FERC’s technical conference on the reporting of natural gas storage information last week offered some new ideas, according to a Commission official who said staff would be evaluating testimony and offering the commissioners several options.

Industry witnesses last week produced a full spectrum of variations on the theme, both advocating and opposing FERC’s proposal for daily storage reports, questioning cost/benefit and potential accuracy, calling for availability of other current supply-demand information, and/or changing the timing and method of releasing storage information to confound speculators. Several warned against any more upheavals in the energy market right now (see Daily GPI, Sept. 29a; Sept. 29b).

William Hederman, head of FERC’s Office of Market Oversight & Investigations (OMOI) who chaired the all-day storage conference Tuesday, ended it by saying, “We’ve heard suggestions today that might take us in different directions.”

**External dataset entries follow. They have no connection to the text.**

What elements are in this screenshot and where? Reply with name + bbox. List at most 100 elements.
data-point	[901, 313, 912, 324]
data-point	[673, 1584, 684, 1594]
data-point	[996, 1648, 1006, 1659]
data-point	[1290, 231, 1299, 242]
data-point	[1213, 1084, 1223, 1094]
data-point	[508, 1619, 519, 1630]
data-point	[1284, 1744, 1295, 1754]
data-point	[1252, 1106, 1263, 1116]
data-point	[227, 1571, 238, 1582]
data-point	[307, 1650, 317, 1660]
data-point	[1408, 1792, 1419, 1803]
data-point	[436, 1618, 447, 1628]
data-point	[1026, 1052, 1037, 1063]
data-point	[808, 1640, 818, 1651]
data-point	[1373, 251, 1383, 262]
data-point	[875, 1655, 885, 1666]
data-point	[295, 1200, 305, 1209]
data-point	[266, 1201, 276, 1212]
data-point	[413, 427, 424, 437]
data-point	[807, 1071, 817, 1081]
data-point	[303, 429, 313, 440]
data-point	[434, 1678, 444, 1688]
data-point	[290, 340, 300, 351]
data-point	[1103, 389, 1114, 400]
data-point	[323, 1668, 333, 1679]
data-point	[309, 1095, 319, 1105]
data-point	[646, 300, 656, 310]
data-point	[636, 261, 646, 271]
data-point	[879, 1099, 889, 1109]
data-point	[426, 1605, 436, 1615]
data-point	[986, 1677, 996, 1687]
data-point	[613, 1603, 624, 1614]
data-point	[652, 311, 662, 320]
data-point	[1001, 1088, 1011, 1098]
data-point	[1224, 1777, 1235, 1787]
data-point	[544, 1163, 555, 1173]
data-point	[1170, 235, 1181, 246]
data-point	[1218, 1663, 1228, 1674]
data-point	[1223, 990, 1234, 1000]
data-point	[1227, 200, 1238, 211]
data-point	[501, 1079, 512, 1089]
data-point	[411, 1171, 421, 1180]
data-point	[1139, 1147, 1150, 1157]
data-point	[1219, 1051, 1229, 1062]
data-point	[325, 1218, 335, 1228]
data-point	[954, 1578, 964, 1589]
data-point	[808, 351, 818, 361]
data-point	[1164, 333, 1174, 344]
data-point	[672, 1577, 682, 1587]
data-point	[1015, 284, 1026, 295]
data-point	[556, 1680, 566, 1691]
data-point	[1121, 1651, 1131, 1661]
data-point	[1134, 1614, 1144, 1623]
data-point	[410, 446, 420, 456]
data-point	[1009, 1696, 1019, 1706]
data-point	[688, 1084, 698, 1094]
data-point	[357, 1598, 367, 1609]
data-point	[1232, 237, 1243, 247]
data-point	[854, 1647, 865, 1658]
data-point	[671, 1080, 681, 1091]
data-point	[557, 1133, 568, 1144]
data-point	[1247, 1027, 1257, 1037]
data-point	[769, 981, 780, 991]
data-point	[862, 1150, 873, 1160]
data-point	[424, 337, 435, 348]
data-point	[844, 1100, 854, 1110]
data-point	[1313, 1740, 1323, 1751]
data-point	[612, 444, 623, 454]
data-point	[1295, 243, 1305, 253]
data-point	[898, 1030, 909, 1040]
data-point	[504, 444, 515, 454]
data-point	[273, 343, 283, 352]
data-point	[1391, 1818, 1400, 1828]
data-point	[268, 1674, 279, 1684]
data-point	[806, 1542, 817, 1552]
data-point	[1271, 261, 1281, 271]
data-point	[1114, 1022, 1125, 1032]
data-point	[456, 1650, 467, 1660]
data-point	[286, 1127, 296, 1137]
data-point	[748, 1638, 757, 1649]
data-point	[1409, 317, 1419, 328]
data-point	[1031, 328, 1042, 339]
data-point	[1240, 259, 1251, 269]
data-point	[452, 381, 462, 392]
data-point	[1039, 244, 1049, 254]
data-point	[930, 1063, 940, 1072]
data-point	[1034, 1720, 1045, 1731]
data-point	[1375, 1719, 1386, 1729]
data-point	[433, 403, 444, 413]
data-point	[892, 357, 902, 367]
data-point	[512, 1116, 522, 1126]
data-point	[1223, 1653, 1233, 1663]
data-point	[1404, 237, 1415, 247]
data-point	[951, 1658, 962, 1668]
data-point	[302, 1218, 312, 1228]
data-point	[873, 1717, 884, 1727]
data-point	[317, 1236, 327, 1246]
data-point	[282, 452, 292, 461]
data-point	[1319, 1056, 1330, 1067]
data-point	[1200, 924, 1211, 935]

Elaborating on that statement later, Hederman said there might be “other market-relevant information that the Commission can easily make available to the marketplace. Also, if there isn’t a compelling reason to move to daily [storage postings], there may be intermediate steps that the staff should explore….For example, Dominion mentioned they provide their numbers to [the Energy Information Administration] early in the week and post them as they provide them to EIA,” Hederman told NGI. However, if website postings of weekly data were to be proposed for all the data providers in EIA’s survey “there’s the issue of who’s under Commission jurisdiction that we would have to think through.

“We need to flesh out the information about whether the EIA report on Thursday is doing something helpful or harmful to competition in the market, and secondly, is there adequate transparency or is there a need for more transparency. I think the [Thursday EIA] number has taken on an importance that’s out of proportion with the actual significance of the number, and it’s largely because it’s the one thing that happens during the week that lets people kind of check in on the situation Part of what we were trying to explore were the alternatives, so the question is, are the costs of changing worth the benefits of changing.”

Questioned as to whether FERC might aggregate data, as had been recommended by several witnesses, Hederman said “there are dangers associated with disaggregate information in terms of revealing people’s positions; we would have to lay out what the pluses and minuses are.” He said the Commission staff will be putting the record together to give the Commissioners some options.

Hederman said he and FERC staff had had discussions with EIA personnel. Questioned as to whether EIA might change the time of its announcement from 10:30 a.m. EDT Thursday, and instead make it when the futures market is closed, he said EIA had explored that initially, but had become convinced that would disadvantage smaller players in the market, since the larger speculators could use the after-hours sessions to react.

Several witnesses had advocated faster delivery of other supply information such as production or export/import information, but Hederman said “production data is just hard to get anywhere near real-time and that’s kind of a fundamental problem about any progress on that number. EIA’s the place that’s going to remain responsible for production data. Now, on export/import, at least on the LNG side, there may be some options for FERC.”